O desenvolvimento da energia atômica fornecerá às nações novos meios de destruição. As bombas atômicas à nossa disposição representam apenas o primeiro passo nessa direção, e quase não há limite para o poder destrutivo que se tornará disponível no curso de seu desenvolvimento futuro. Assim, uma nação que estabelece o precedente de usar essas forças recém-liberadas da natureza para fins de destruição pode ter que arcar com a responsabilidade de abrir a porta para uma era de devastação em escala inimaginável.

Se depois da guerra se permitir que se desenvolva uma situação no mundo que permita que potências rivais tenham posse descontrolada desses novos meios de destruição, as cidades dos Estados Unidos, assim como as cidades de outras nações, estarão em contínuo perigo de ataque súbito. Aniquilação. Todos os recursos dos Estados Unidos, morais e materiais, podem ter que ser mobilizados para prevenir o advento de tal situação mundial. Sua prevenção é, no momento, responsabilidade solene dos Estados Unidos - destacada em virtude de sua liderança no campo da energia atômica.

A força material adicional que essa liderança dá aos Estados Unidos traz consigo a obrigação de contenção e, se violarmos essa obrigação, nossa posição moral ficará enfraquecida aos olhos do mundo e aos nossos próprios olhos. Seria então mais difícil para nós cumprir nossa responsabilidade de controlar as forças de destruição ainda não liberadas.

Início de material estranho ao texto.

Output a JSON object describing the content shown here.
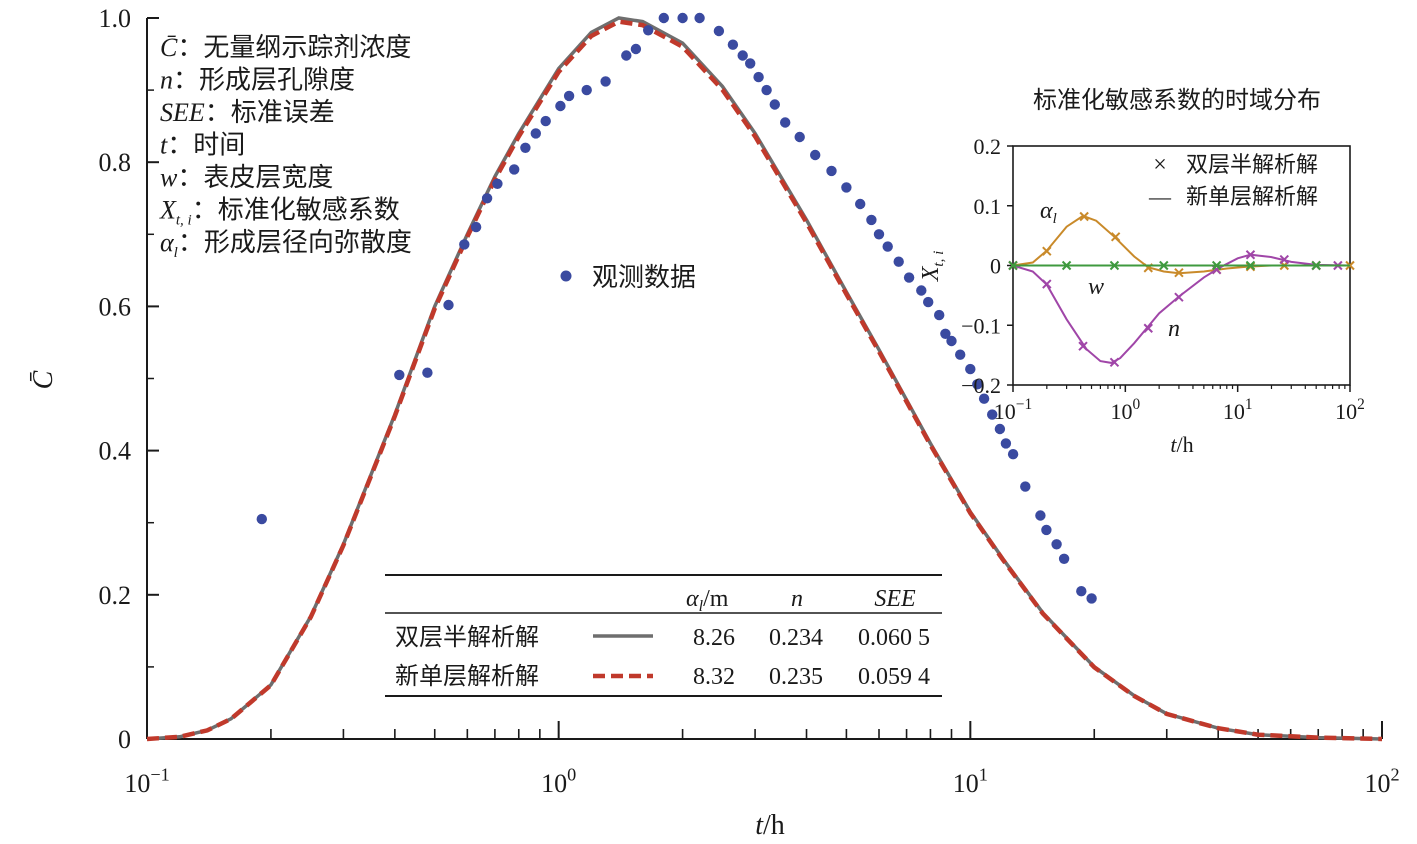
{
  "colors": {
    "observed": "#3a4aa0",
    "two_layer": "#6e6e6e",
    "single_layer": "#c0392b",
    "alpha_l": "#c98a2a",
    "n": "#a046a8",
    "w": "#3f9a3f",
    "axis": "#1a1a1a"
  },
  "chart_data": [
    {
      "type": "scatter+line",
      "xlabel": "t/h",
      "ylabel": "C̄",
      "x_scale": "log",
      "xlim": [
        0.1,
        100
      ],
      "ylim": [
        0,
        1.0
      ],
      "x_ticks": [
        {
          "value": 0.1,
          "base": "10",
          "exp": "−1"
        },
        {
          "value": 1,
          "base": "10",
          "exp": "0"
        },
        {
          "value": 10,
          "base": "10",
          "exp": "1"
        },
        {
          "value": 100,
          "base": "10",
          "exp": "2"
        }
      ],
      "y_ticks": [
        "0",
        "0.2",
        "0.4",
        "0.6",
        "0.8",
        "1.0"
      ],
      "notes": [
        {
          "sym": "C̄",
          "text": "：无量纲示踪剂浓度"
        },
        {
          "sym": "n",
          "text": "：形成层孔隙度"
        },
        {
          "sym": "SEE",
          "text": "：标准误差"
        },
        {
          "sym": "t",
          "text": "：时间"
        },
        {
          "sym": "w",
          "text": "：表皮层宽度"
        },
        {
          "sym": "X_{t,i}",
          "sym_main": "X",
          "sym_sub": "t, i",
          "text": "：标准化敏感系数"
        },
        {
          "sym": "α_l",
          "sym_main": "α",
          "sym_sub": "l",
          "text": "：形成层径向弥散度"
        }
      ],
      "observed_legend": "观测数据",
      "observed": [
        [
          0.19,
          0.305
        ],
        [
          0.41,
          0.505
        ],
        [
          0.48,
          0.508
        ],
        [
          0.54,
          0.602
        ],
        [
          0.59,
          0.686
        ],
        [
          0.63,
          0.71
        ],
        [
          0.67,
          0.75
        ],
        [
          0.71,
          0.77
        ],
        [
          0.78,
          0.79
        ],
        [
          0.83,
          0.82
        ],
        [
          0.88,
          0.84
        ],
        [
          0.93,
          0.857
        ],
        [
          1.01,
          0.878
        ],
        [
          1.06,
          0.892
        ],
        [
          1.17,
          0.9
        ],
        [
          1.3,
          0.912
        ],
        [
          1.46,
          0.948
        ],
        [
          1.54,
          0.957
        ],
        [
          1.65,
          0.983
        ],
        [
          1.8,
          1.0
        ],
        [
          2.0,
          1.0
        ],
        [
          2.2,
          1.0
        ],
        [
          2.45,
          0.982
        ],
        [
          2.65,
          0.963
        ],
        [
          2.8,
          0.948
        ],
        [
          2.92,
          0.937
        ],
        [
          3.06,
          0.918
        ],
        [
          3.2,
          0.9
        ],
        [
          3.35,
          0.88
        ],
        [
          3.55,
          0.855
        ],
        [
          3.85,
          0.835
        ],
        [
          4.2,
          0.81
        ],
        [
          4.6,
          0.788
        ],
        [
          5.0,
          0.765
        ],
        [
          5.4,
          0.742
        ],
        [
          5.75,
          0.72
        ],
        [
          6.0,
          0.7
        ],
        [
          6.3,
          0.683
        ],
        [
          6.7,
          0.662
        ],
        [
          7.1,
          0.64
        ],
        [
          7.6,
          0.622
        ],
        [
          7.9,
          0.606
        ],
        [
          8.4,
          0.588
        ],
        [
          8.7,
          0.562
        ],
        [
          9.0,
          0.552
        ],
        [
          9.45,
          0.533
        ],
        [
          10.0,
          0.513
        ],
        [
          10.4,
          0.492
        ],
        [
          10.8,
          0.472
        ],
        [
          11.3,
          0.45
        ],
        [
          11.8,
          0.43
        ],
        [
          12.2,
          0.41
        ],
        [
          12.7,
          0.395
        ],
        [
          13.6,
          0.35
        ],
        [
          14.8,
          0.31
        ],
        [
          15.3,
          0.29
        ],
        [
          16.2,
          0.27
        ],
        [
          16.9,
          0.25
        ],
        [
          18.6,
          0.205
        ],
        [
          19.7,
          0.195
        ]
      ],
      "curve_samples": [
        [
          0.1,
          0.0
        ],
        [
          0.12,
          0.003
        ],
        [
          0.14,
          0.012
        ],
        [
          0.16,
          0.028
        ],
        [
          0.2,
          0.075
        ],
        [
          0.25,
          0.17
        ],
        [
          0.3,
          0.27
        ],
        [
          0.4,
          0.45
        ],
        [
          0.5,
          0.6
        ],
        [
          0.6,
          0.7
        ],
        [
          0.7,
          0.78
        ],
        [
          0.8,
          0.84
        ],
        [
          1.0,
          0.93
        ],
        [
          1.2,
          0.98
        ],
        [
          1.4,
          1.0
        ],
        [
          1.6,
          0.995
        ],
        [
          2.0,
          0.965
        ],
        [
          2.5,
          0.905
        ],
        [
          3.0,
          0.84
        ],
        [
          4.0,
          0.72
        ],
        [
          5.0,
          0.62
        ],
        [
          6.0,
          0.54
        ],
        [
          8.0,
          0.41
        ],
        [
          10.0,
          0.315
        ],
        [
          12.0,
          0.25
        ],
        [
          15.0,
          0.175
        ],
        [
          20.0,
          0.1
        ],
        [
          25.0,
          0.06
        ],
        [
          30.0,
          0.035
        ],
        [
          40.0,
          0.015
        ],
        [
          50.0,
          0.006
        ],
        [
          70.0,
          0.002
        ],
        [
          100.0,
          0.0
        ]
      ],
      "table": {
        "headers": [
          "α_l/m",
          "n",
          "SEE"
        ],
        "header_alpha_main": "α",
        "header_alpha_sub": "l",
        "header_alpha_unit": "/m",
        "rows": [
          {
            "name": "双层半解析解",
            "values": [
              "8.26",
              "0.234",
              "0.060 5"
            ]
          },
          {
            "name": "新单层解析解",
            "values": [
              "8.32",
              "0.235",
              "0.059 4"
            ]
          }
        ]
      }
    },
    {
      "type": "line",
      "title": "标准化敏感系数的时域分布",
      "xlabel": "t/h",
      "ylabel": "X_{t,i}",
      "ylabel_main": "X",
      "ylabel_sub": "t, i",
      "x_scale": "log",
      "xlim": [
        0.1,
        100
      ],
      "ylim": [
        -0.2,
        0.2
      ],
      "y_ticks": [
        "0.2",
        "0.1",
        "0",
        "−0.1",
        "−0.2"
      ],
      "x_ticks": [
        {
          "value": 0.1,
          "base": "10",
          "exp": "−1"
        },
        {
          "value": 1,
          "base": "10",
          "exp": "0"
        },
        {
          "value": 10,
          "base": "10",
          "exp": "1"
        },
        {
          "value": 100,
          "base": "10",
          "exp": "2"
        }
      ],
      "legend": [
        {
          "marker": "×",
          "label": "双层半解析解"
        },
        {
          "marker": "—",
          "label": "新单层解析解"
        }
      ],
      "series": [
        {
          "name": "α_l",
          "label_main": "α",
          "label_sub": "l",
          "line": [
            [
              0.1,
              0.0
            ],
            [
              0.15,
              0.005
            ],
            [
              0.2,
              0.025
            ],
            [
              0.3,
              0.065
            ],
            [
              0.42,
              0.083
            ],
            [
              0.55,
              0.075
            ],
            [
              0.8,
              0.048
            ],
            [
              1.2,
              0.015
            ],
            [
              1.6,
              -0.003
            ],
            [
              2.2,
              -0.01
            ],
            [
              3.0,
              -0.013
            ],
            [
              5.0,
              -0.01
            ],
            [
              8.0,
              -0.005
            ],
            [
              12.0,
              -0.002
            ],
            [
              20.0,
              0.0
            ],
            [
              50.0,
              0.0
            ],
            [
              100.0,
              0.0
            ]
          ],
          "markers": [
            [
              0.1,
              0.0
            ],
            [
              0.2,
              0.024
            ],
            [
              0.43,
              0.082
            ],
            [
              0.82,
              0.048
            ],
            [
              1.6,
              -0.004
            ],
            [
              3.0,
              -0.012
            ],
            [
              6.5,
              -0.007
            ],
            [
              13.0,
              -0.002
            ],
            [
              26.0,
              0.0
            ],
            [
              50.0,
              0.0
            ],
            [
              100.0,
              0.0
            ]
          ]
        },
        {
          "name": "n",
          "label_main": "n",
          "line": [
            [
              0.1,
              0.0
            ],
            [
              0.15,
              -0.01
            ],
            [
              0.2,
              -0.032
            ],
            [
              0.3,
              -0.09
            ],
            [
              0.45,
              -0.14
            ],
            [
              0.6,
              -0.16
            ],
            [
              0.75,
              -0.163
            ],
            [
              0.9,
              -0.155
            ],
            [
              1.2,
              -0.13
            ],
            [
              2.0,
              -0.08
            ],
            [
              3.0,
              -0.052
            ],
            [
              5.0,
              -0.02
            ],
            [
              7.0,
              -0.003
            ],
            [
              10.0,
              0.012
            ],
            [
              13.0,
              0.018
            ],
            [
              20.0,
              0.014
            ],
            [
              30.0,
              0.006
            ],
            [
              50.0,
              0.001
            ],
            [
              100.0,
              0.0
            ]
          ],
          "markers": [
            [
              0.1,
              0.0
            ],
            [
              0.2,
              -0.031
            ],
            [
              0.42,
              -0.135
            ],
            [
              0.8,
              -0.162
            ],
            [
              1.6,
              -0.105
            ],
            [
              3.0,
              -0.053
            ],
            [
              6.5,
              -0.007
            ],
            [
              13.0,
              0.018
            ],
            [
              26.0,
              0.01
            ],
            [
              50.0,
              0.0
            ],
            [
              78.0,
              0.0
            ]
          ]
        },
        {
          "name": "w",
          "label_main": "w",
          "line": [
            [
              0.1,
              0.0
            ],
            [
              100.0,
              0.0
            ]
          ],
          "markers": [
            [
              0.1,
              0.0
            ],
            [
              0.3,
              0.0
            ],
            [
              0.8,
              0.0
            ],
            [
              2.2,
              0.0
            ],
            [
              6.5,
              0.0
            ],
            [
              13.0,
              0.0
            ],
            [
              50.0,
              0.0
            ]
          ]
        }
      ]
    }
  ]
}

Em vista do exposto, nós, abaixo assinados, respeitosamente pedimos: primeiro, que você exerça seu poder como Comandante-em-Chefe, para determinar que os Estados Unidos não recorrerão ao uso de bombas atômicas nesta guerra, a menos que os termos que serão impostas ao Japão foram tornadas públicas em detalhes e o Japão, sabendo desses termos, recusou-se a se render; em segundo lugar, que em tal caso a questão de usar ou não bombas atômicas seja decidida por você à luz da consideração apresentada nesta petição, bem como de todas as outras responsabilidades morais que estão envolvidas".